Elwell: “I support the increase in the minimum wage and consider paid family leave a necessity.”
The Opioid Crisis/Criminal Justice:
Sims: “The people who sign up to protect and serve our communities as frontline workers, including police officers, deserve our gratitude and respect. However, we ask too much of our officers who constantly double as social workers, mediators, and medical responders. They are called on to deal with mental illness, domestic abuse, addiction, homelessness, and poverty, without the proper training and support. As we take steps to demilitarize police forces, we must also invest in mental health services, education, affordable healthcare, and other human rights-based solutions to peacekeeping and the strengthening of our communities.”
Young: “We should do all we can to reduce opiate usage. Doctors are reducing their prescriptions for opiates. According to Vermont’s September Monthly Opioid Update, there was an estimate of almost 9,000 Vermonters 18+ receiving medication assisted treatment. It’s not enough to substitute one drug for another. We should provide assistance to users for residential treatment to eliminate the need for drugs. No one accused of a serious crime should be released without bail. The accused and others using the courts have the right to a speedy trial. Criminal cases, civil cases and divorces take years to decide. Some of the effects of these delays is the increase in legal fees, more animosity between parties, and actually taking more court time. Rotating judges is part of the problem, not the solution. When the case goes to court and there is a different judge, you know that judge has not had time to review the entire case. One judge will advise one course of action to the parties, then when you go back, it’s a different judge, and that judge asks why that course of action was taken and negates what the prior judge recommended. That just wasted the judge’s and the court’s time and adds legal fees for the parties. We should try to have the same judge follow a case through to its completion. When cases are resolved more quickly, judges can move on to the next cases.”
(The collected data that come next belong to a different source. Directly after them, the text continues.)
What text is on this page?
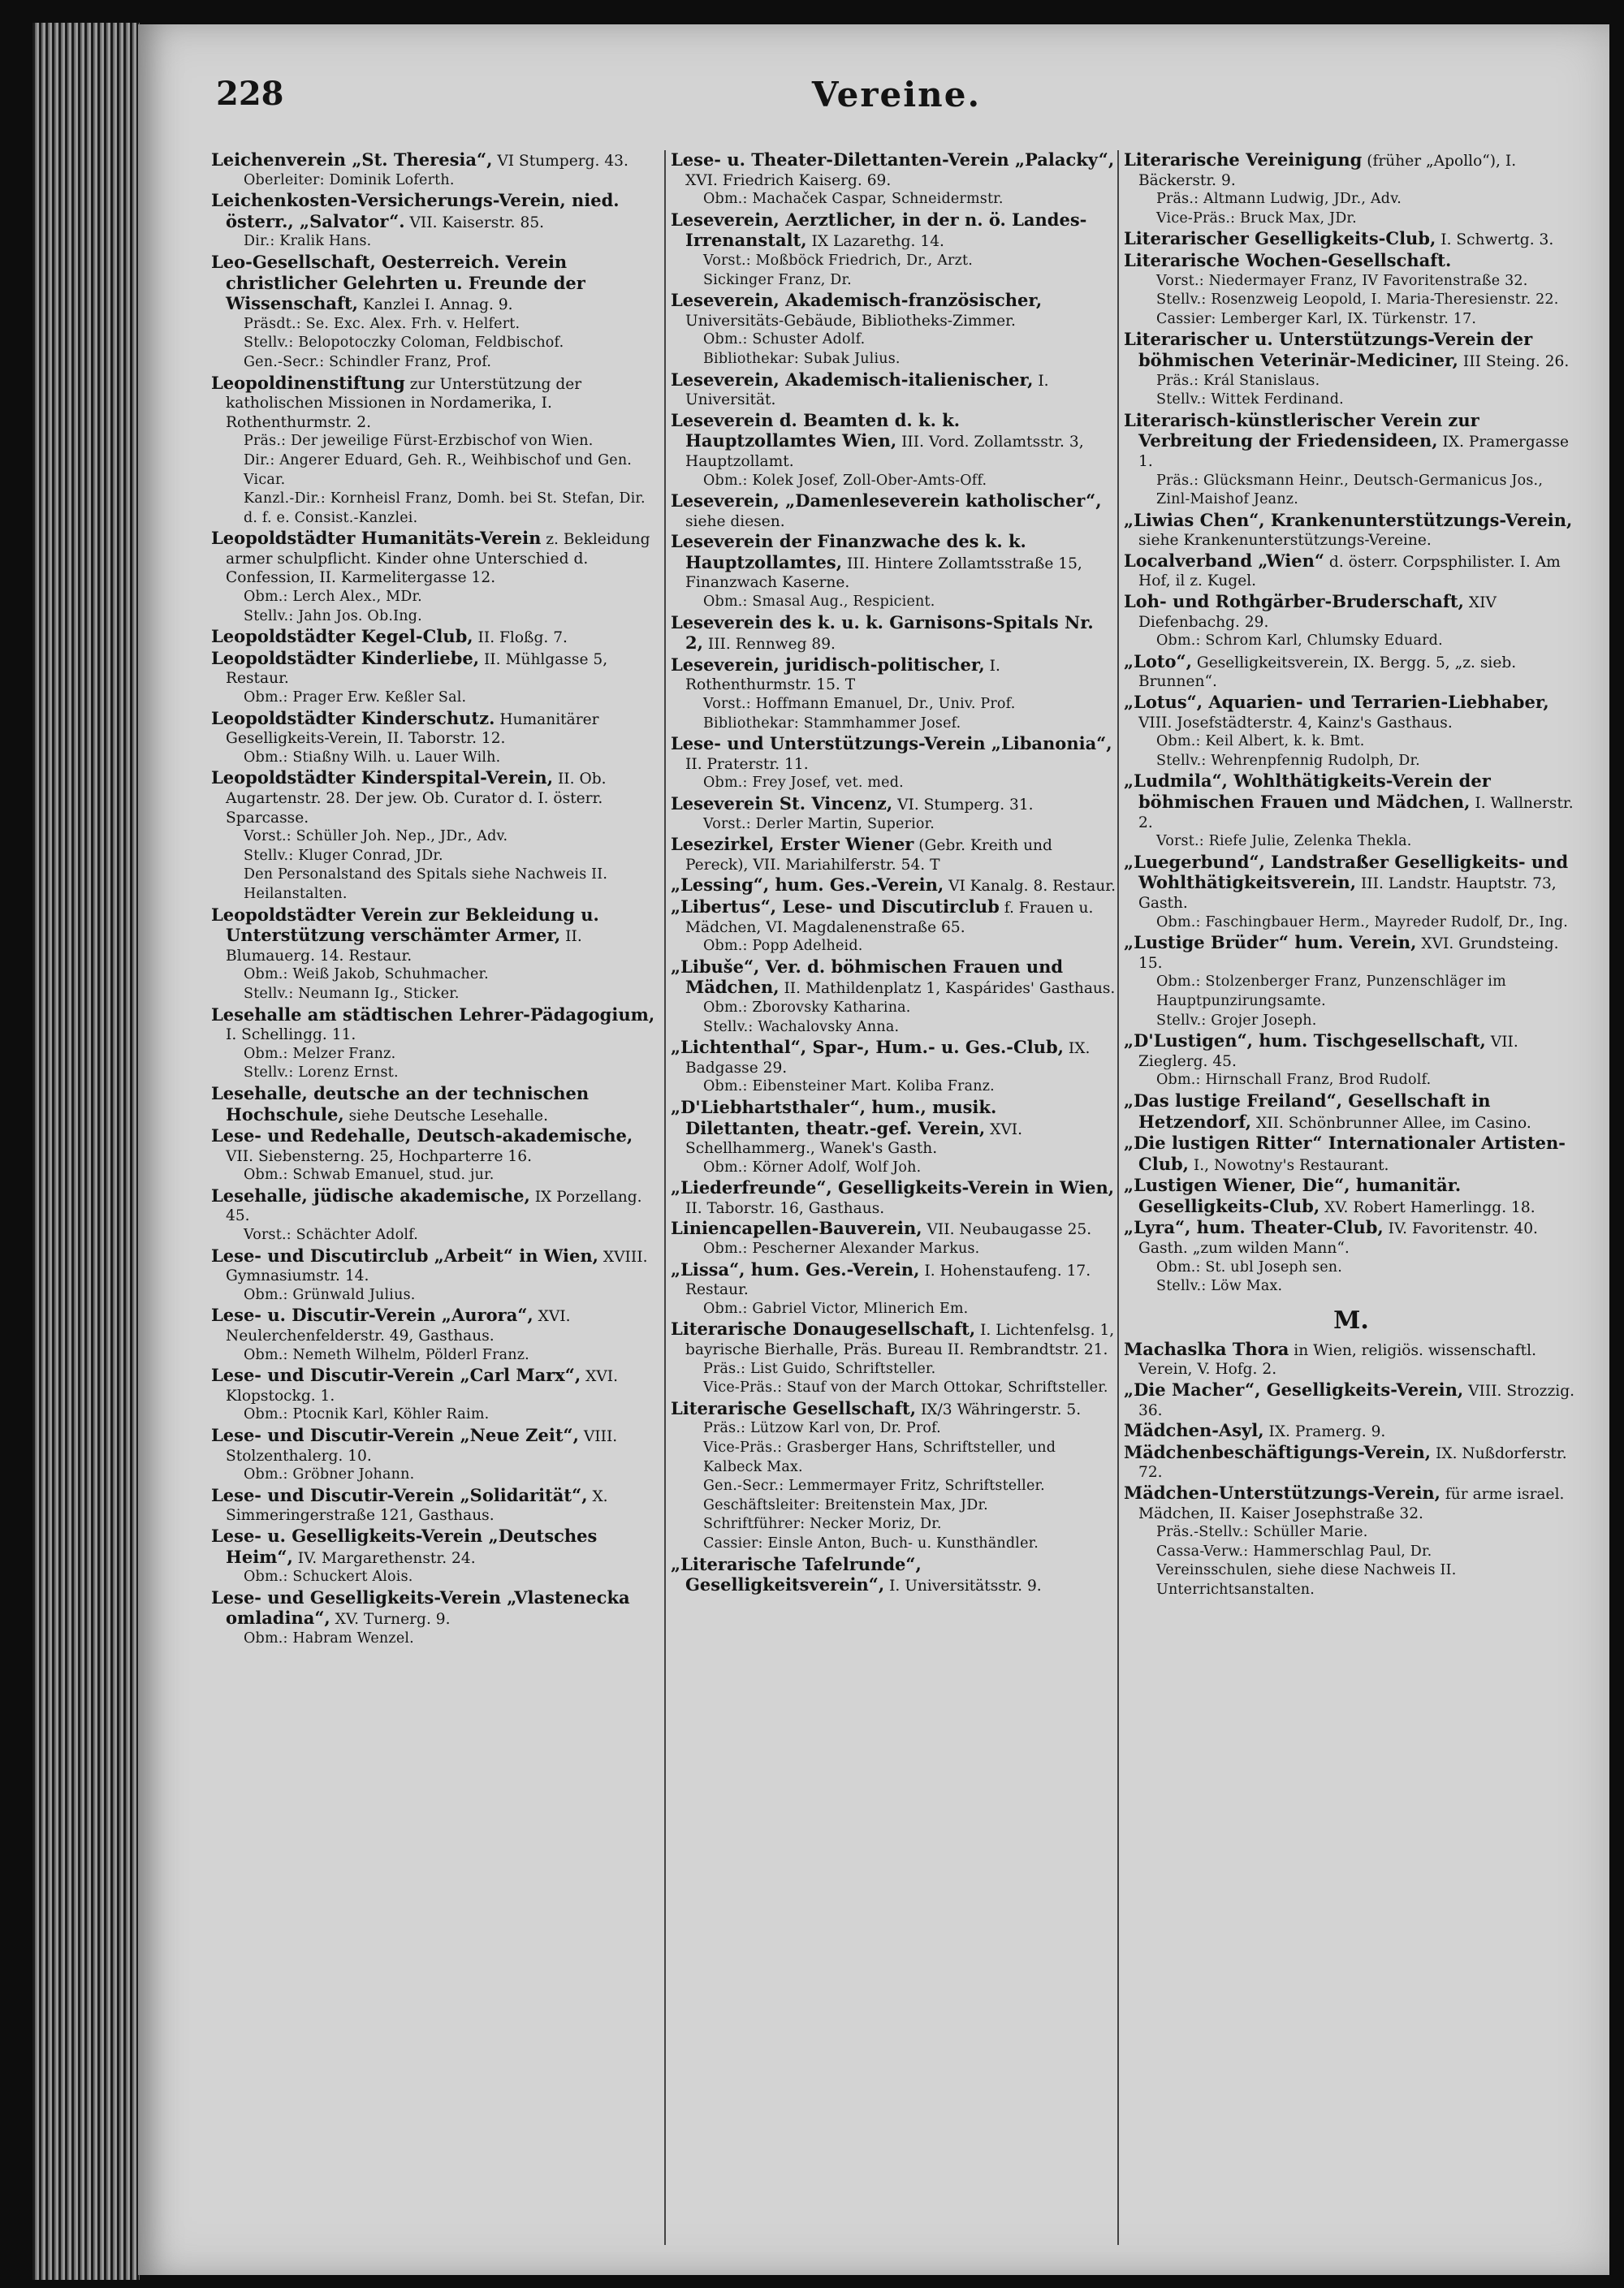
228	Vereine.

Leichenverein „St. Theresia“, VI Stumperg. 43.
Oberleiter: Dominik Loferth.

Leichenkosten-Versicherungs-Verein, nied. österr., „Salvator“. VII. Kaiserstr. 85.
Dir.: Kralik Hans.

Leo-Gesellschaft, Oesterreich. Verein christlicher Gelehrten u. Freunde der Wissenschaft, Kanzlei I. Annag. 9.
Präsdt.: Se. Exc. Alex. Frh. v. Helfert.
Stellv.: Belopotoczky Coloman, Feldbischof.
Gen.-Secr.: Schindler Franz, Prof.

Leopoldinenstiftung zur Unterstützung der katholischen Missionen in Nordamerika, I. Rothenthurmstr. 2.
Präs.: Der jeweilige Fürst-Erzbischof von Wien.
Dir.: Angerer Eduard, Geh. R., Weihbischof und Gen. Vicar.
Kanzl.-Dir.: Kornheisl Franz, Domh. bei St. Stefan, Dir. d. f. e. Consist.-Kanzlei.

Leopoldstädter Humanitäts-Verein z. Bekleidung armer schulpflicht. Kinder ohne Unterschied d. Confession, II. Karmelitergasse 12.
Obm.: Lerch Alex., MDr.
Stellv.: Jahn Jos. Ob.Ing.

Leopoldstädter Kegel-Club, II. Floßg. 7.

Leopoldstädter Kinderliebe, II. Mühlgasse 5, Restaur.
Obm.: Prager Erw. Keßler Sal.

Leopoldstädter Kinderschutz. Humanitärer Geselligkeits-Verein, II. Taborstr. 12.
Obm.: Stiaßny Wilh. u. Lauer Wilh.

Leopoldstädter Kinderspital-Verein, II. Ob. Augartenstr. 28. Der jew. Ob. Curator d. I. österr. Sparcasse.
Vorst.: Schüller Joh. Nep., JDr., Adv.
Stellv.: Kluger Conrad, JDr.
Den Personalstand des Spitals siehe Nachweis II. Heilanstalten.

Leopoldstädter Verein zur Bekleidung u. Unterstützung verschämter Armer, II. Blumauerg. 14. Restaur.
Obm.: Weiß Jakob, Schuhmacher.
Stellv.: Neumann Ig., Sticker.

Lesehalle am städtischen Lehrer-Pädagogium, I. Schellingg. 11.
Obm.: Melzer Franz.
Stellv.: Lorenz Ernst.

Lesehalle, deutsche an der technischen Hochschule, siehe Deutsche Lesehalle.

Lese- und Redehalle, Deutsch-akademische, VII. Siebensterng. 25, Hochparterre 16.
Obm.: Schwab Emanuel, stud. jur.

Lesehalle, jüdische akademische, IX Porzellang. 45.
Vorst.: Schächter Adolf.

Lese- und Discutirclub „Arbeit“ in Wien, XVIII. Gymnasiumstr. 14.
Obm.: Grünwald Julius.

Lese- u. Discutir-Verein „Aurora“, XVI. Neulerchenfelderstr. 49, Gasthaus.
Obm.: Nemeth Wilhelm, Pölderl Franz.

Lese- und Discutir-Verein „Carl Marx“, XVI. Klopstockg. 1.
Obm.: Ptocnik Karl, Köhler Raim.

Lese- und Discutir-Verein „Neue Zeit“, VIII. Stolzenthalerg. 10.
Obm.: Gröbner Johann.

Lese- und Discutir-Verein „Solidarität“, X. Simmeringerstraße 121, Gasthaus.

Lese- u. Geselligkeits-Verein „Deutsches Heim“, IV. Margarethenstr. 24.
Obm.: Schuckert Alois.

Lese- und Geselligkeits-Verein „Vlastenecka omladina“, XV. Turnerg. 9.
Obm.: Habram Wenzel.

Lese- u. Theater-Dilettanten-Verein „Palacky“, XVI. Friedrich Kaiserg. 69.
Obm.: Machaček Caspar, Schneidermstr.

Leseverein, Aerztlicher, in der n. ö. Landes-Irrenanstalt, IX Lazarethg. 14.
Vorst.: Moßböck Friedrich, Dr., Arzt.
Sickinger Franz, Dr.

Leseverein, Akademisch-französischer, Universitäts-Gebäude, Bibliotheks-Zimmer.
Obm.: Schuster Adolf.
Bibliothekar: Subak Julius.

Leseverein, Akademisch-italienischer, I. Universität.

Leseverein d. Beamten d. k. k. Hauptzollamtes Wien, III. Vord. Zollamtsstr. 3, Hauptzollamt.
Obm.: Kolek Josef, Zoll-Ober-Amts-Off.

Leseverein, „Damenleseverein katholischer“, siehe diesen.

Leseverein der Finanzwache des k. k. Hauptzollamtes, III. Hintere Zollamtsstraße 15, Finanzwach Kaserne.
Obm.: Smasal Aug., Respicient.

Leseverein des k. u. k. Garnisons-Spitals Nr. 2, III. Rennweg 89.

Leseverein, juridisch-politischer, I. Rothenthurmstr. 15. T
Vorst.: Hoffmann Emanuel, Dr., Univ. Prof.
Bibliothekar: Stammhammer Josef.

Lese- und Unterstützungs-Verein „Libanonia“, II. Praterstr. 11.
Obm.: Frey Josef, vet. med.

Leseverein St. Vincenz, VI. Stumperg. 31.
Vorst.: Derler Martin, Superior.

Lesezirkel, Erster Wiener (Gebr. Kreith und Pereck), VII. Mariahilferstr. 54. T

„Lessing“, hum. Ges.-Verein, VI Kanalg. 8. Restaur.

„Libertus“, Lese- und Discutirclub f. Frauen u. Mädchen, VI. Magdalenenstraße 65.
Obm.: Popp Adelheid.

„Libuše“, Ver. d. böhmischen Frauen und Mädchen, II. Mathildenplatz 1, Kaspárides' Gasthaus.
Obm.: Zborovsky Katharina.
Stellv.: Wachalovsky Anna.

„Lichtenthal“, Spar-, Hum.- u. Ges.-Club, IX. Badgasse 29.
Obm.: Eibensteiner Mart. Koliba Franz.

„D'Liebhartsthaler“, hum., musik. Dilettanten, theatr.-gef. Verein, XVI. Schellhammerg., Wanek's Gasth.
Obm.: Körner Adolf, Wolf Joh.

„Liederfreunde“, Geselligkeits-Verein in Wien, II. Taborstr. 16, Gasthaus.

Liniencapellen-Bauverein, VII. Neubaugasse 25.
Obm.: Pescherner Alexander Markus.

„Lissa“, hum. Ges.-Verein, I. Hohenstaufeng. 17. Restaur.
Obm.: Gabriel Victor, Mlinerich Em.

Literarische Donaugesellschaft, I. Lichtenfelsg. 1, bayrische Bierhalle, Präs. Bureau II. Rembrandtstr. 21.
Präs.: List Guido, Schriftsteller.
Vice-Präs.: Stauf von der March Ottokar, Schriftsteller.

Literarische Gesellschaft, IX/3 Währingerstr. 5.
Präs.: Lützow Karl von, Dr. Prof.
Vice-Präs.: Grasberger Hans, Schriftsteller, und Kalbeck Max.
Gen.-Secr.: Lemmermayer Fritz, Schriftsteller.
Geschäftsleiter: Breitenstein Max, JDr.
Schriftführer: Necker Moriz, Dr.
Cassier: Einsle Anton, Buch- u. Kunsthändler.

„Literarische Tafelrunde“, Geselligkeitsverein“, I. Universitätsstr. 9.

Literarische Vereinigung (früher „Apollo“), I. Bäckerstr. 9.
Präs.: Altmann Ludwig, JDr., Adv.
Vice-Präs.: Bruck Max, JDr.

Literarischer Geselligkeits-Club, I. Schwertg. 3.

Literarische Wochen-Gesellschaft.
Vorst.: Niedermayer Franz, IV Favoritenstraße 32.
Stellv.: Rosenzweig Leopold, I. Maria-Theresienstr. 22.
Cassier: Lemberger Karl, IX. Türkenstr. 17.

Literarischer u. Unterstützungs-Verein der böhmischen Veterinär-Mediciner, III Steing. 26.
Präs.: Král Stanislaus.
Stellv.: Wittek Ferdinand.

Literarisch-künstlerischer Verein zur Verbreitung der Friedensideen, IX. Pramergasse 1.
Präs.: Glücksmann Heinr., Deutsch-Germanicus Jos., Zinl-Maishof Jeanz.

„Liwias Chen“, Krankenunterstützungs-Verein, siehe Krankenunterstützungs-Vereine.

Localverband „Wien“ d. österr. Corpsphilister. I. Am Hof, il z. Kugel.

Loh- und Rothgärber-Bruderschaft, XIV Diefenbachg. 29.
Obm.: Schrom Karl, Chlumsky Eduard.

„Loto“, Geselligkeitsverein, IX. Bergg. 5, „z. sieb. Brunnen“.

„Lotus“, Aquarien- und Terrarien-Liebhaber, VIII. Josefstädterstr. 4, Kainz's Gasthaus.
Obm.: Keil Albert, k. k. Bmt.
Stellv.: Wehrenpfennig Rudolph, Dr.

„Ludmila“, Wohlthätigkeits-Verein der böhmischen Frauen und Mädchen, I. Wallnerstr. 2.
Vorst.: Riefe Julie, Zelenka Thekla.

„Luegerbund“, Landstraßer Geselligkeits- und Wohlthätigkeitsverein, III. Landstr. Hauptstr. 73, Gasth.
Obm.: Faschingbauer Herm., Mayreder Rudolf, Dr., Ing.

„Lustige Brüder“ hum. Verein, XVI. Grundsteing. 15.
Obm.: Stolzenberger Franz, Punzenschläger im Hauptpunzirungsamte.
Stellv.: Grojer Joseph.

„D'Lustigen“, hum. Tischgesellschaft, VII. Zieglerg. 45.
Obm.: Hirnschall Franz, Brod Rudolf.

„Das lustige Freiland“, Gesellschaft in Hetzendorf, XII. Schönbrunner Allee, im Casino.

„Die lustigen Ritter“ Internationaler Artisten-Club, I., Nowotny's Restaurant.

„Lustigen Wiener, Die“, humanitär. Geselligkeits-Club, XV. Robert Hamerlingg. 18.

„Lyra“, hum. Theater-Club, IV. Favoritenstr. 40. Gasth. „zum wilden Mann“.
Obm.: St. ubl Joseph sen.
Stellv.: Löw Max.

M.

Machaslka Thora in Wien, religiös. wissenschaftl. Verein, V. Hofg. 2.

„Die Macher“, Geselligkeits-Verein, VIII. Strozzig. 36.

Mädchen-Asyl, IX. Pramerg. 9.

Mädchenbeschäftigungs-Verein, IX. Nußdorferstr. 72.

Mädchen-Unterstützungs-Verein, für arme israel. Mädchen, II. Kaiser Josephstraße 32.
Präs.-Stellv.: Schüller Marie.
Cassa-Verw.: Hammerschlag Paul, Dr.
Vereinsschulen, siehe diese Nachweis II. Unterrichtsanstalten.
Elwell: “The opioid epidemic requires the efforts of not only law enforcement but health care workers and individuals. If police are to do more, they need money and education and trained
personnel. [Criminal justice] is another that requires more money and trained personnel. I need more education on the subject.”
Protecting the Rights of Women, Minorities, and LGBTQ+ Citizens:
Sims: “Vermont has provided additional safeguards for reproductive rights by adding an affirmative right to choose into Vermont state law in House Bill 57 which was signed into law by Republican Governor Phil Scott in 2019. At the same time, this law also supports a woman’s choice to carry a pregnancy to term and supports access to contraception and sterilization services. I support every Vermonter’s right to choose or to refuse contraception, pregnancy, or parenthood. Every Vermonter should be able to choose the course of their life and make their own decisions about their bodies. I support permanent and equal access to reproductive choice, the expansion of sexual health education, access to contraception, and continued funding for Vermont’s reproductive health providers.”
Young: “At this time, if Roe v Wade were overturned, nothing would change in Vermont. Abortion is legal throughout all nine months in Vermont. I do not support Proposition 5. I have not seen a need for the legislature to do more for gay rights.”
Elwell: “[I would] continue to support women’s rights and gay rights on the state level and react if there in fact is a shift [in the Supreme Court].”